Moore stars as Hester, a hard-bitten detective in New Jersey, who's been on the force getting results for most of her life. But she's always been overshadowed and passed over for the work she has done in favour of her partner Dane Wells ( a terrifically stoic and centred Shannon) - even if he does insist on sharing credit where credit's due.
However, when Hester meets a coquettish yet confident Stacie (Page in a strong supporting role), the two end up in a relationship that faces the hardest of tests when Hester gets terminally ill and the state refuses to recognise Stacie's status, meaning none of Hester's pension benefits will pass to her when she dies.
Determined to right the wrong, Hester faces a race against time and against society to ensure equality for Stacie...

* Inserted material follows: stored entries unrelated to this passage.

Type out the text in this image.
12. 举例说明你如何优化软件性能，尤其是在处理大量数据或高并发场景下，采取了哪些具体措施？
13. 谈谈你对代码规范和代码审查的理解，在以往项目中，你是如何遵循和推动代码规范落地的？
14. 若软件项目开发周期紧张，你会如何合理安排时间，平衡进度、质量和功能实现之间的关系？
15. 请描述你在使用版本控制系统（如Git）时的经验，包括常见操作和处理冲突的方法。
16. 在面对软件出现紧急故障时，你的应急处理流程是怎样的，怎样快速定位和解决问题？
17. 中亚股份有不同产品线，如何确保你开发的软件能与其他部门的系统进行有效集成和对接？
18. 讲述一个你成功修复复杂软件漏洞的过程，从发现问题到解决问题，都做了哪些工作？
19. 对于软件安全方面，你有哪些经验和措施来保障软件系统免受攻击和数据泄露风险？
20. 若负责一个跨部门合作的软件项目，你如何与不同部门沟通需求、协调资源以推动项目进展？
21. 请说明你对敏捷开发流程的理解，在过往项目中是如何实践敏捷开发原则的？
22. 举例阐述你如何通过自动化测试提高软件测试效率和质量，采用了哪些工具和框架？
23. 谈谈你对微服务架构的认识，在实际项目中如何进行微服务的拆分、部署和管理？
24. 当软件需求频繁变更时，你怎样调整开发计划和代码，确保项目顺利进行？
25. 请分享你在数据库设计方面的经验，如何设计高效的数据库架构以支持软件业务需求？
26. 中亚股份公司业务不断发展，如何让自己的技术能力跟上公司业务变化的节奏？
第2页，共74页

Julianne Moore provides another facet of her role from Oscar-winning Still Alice, but manages to imbue her initially guarded detective Laurel Hester with the kind of dignity she's rapidly becoming known for with these types of roles. Complete with gradual physical degradation, Hester remains resolute, a figure fighting for equality rather than a poster girl for gay marriage. Equally, Page manages a softer touch with Stacie, a steady if unshowy presence throughout - and she slightly withers away in the back half of the film.
The relationship between the cops of Michael Shannon and Moore feels realistic and adds a level-headed approach which is welcome. Granted, there are the usual tropes of your button-pushing weepie (montages set to twinkling piano music) but director Sollett just manages to keep it reigned in and more dignified throughout. And that's even despite the addition of flamboyant lawyer and gay marriage crusader Steven Goldstein (Carell who's clearly there to lighten to mood while never detracting from the seriousness of the situation as well as presenting some conflict to Hester and Stacie who just want a quiet life, rather than to be thrust into the limelight).
Less successful are the hints of tension over Hester's insistence on denying Stacie's true place in her life through fears of prejudice - these are carefully seeded very early on but then brutally skirted over in favour of the main storyline and the ailing predicament, which seems part of Freeheld's MO to avoid the cliches of such relationship films and frustrate and delight in equal measure. Also, Hollywood's predilection du jour for true stories continues with final title screens initially replaced with images of those involved, as if to ram home the point and emphasise the facts.
Empowering but occasionally over-milked, Freeheld may push some of the emotional buttons and sporadically hold you at arm's length as it negotiates weepie with justice, but it's to be commended for telling an inspiring story of discrimination, even if it guides the audience through and tells them how to feel rather than that side of it growing organically.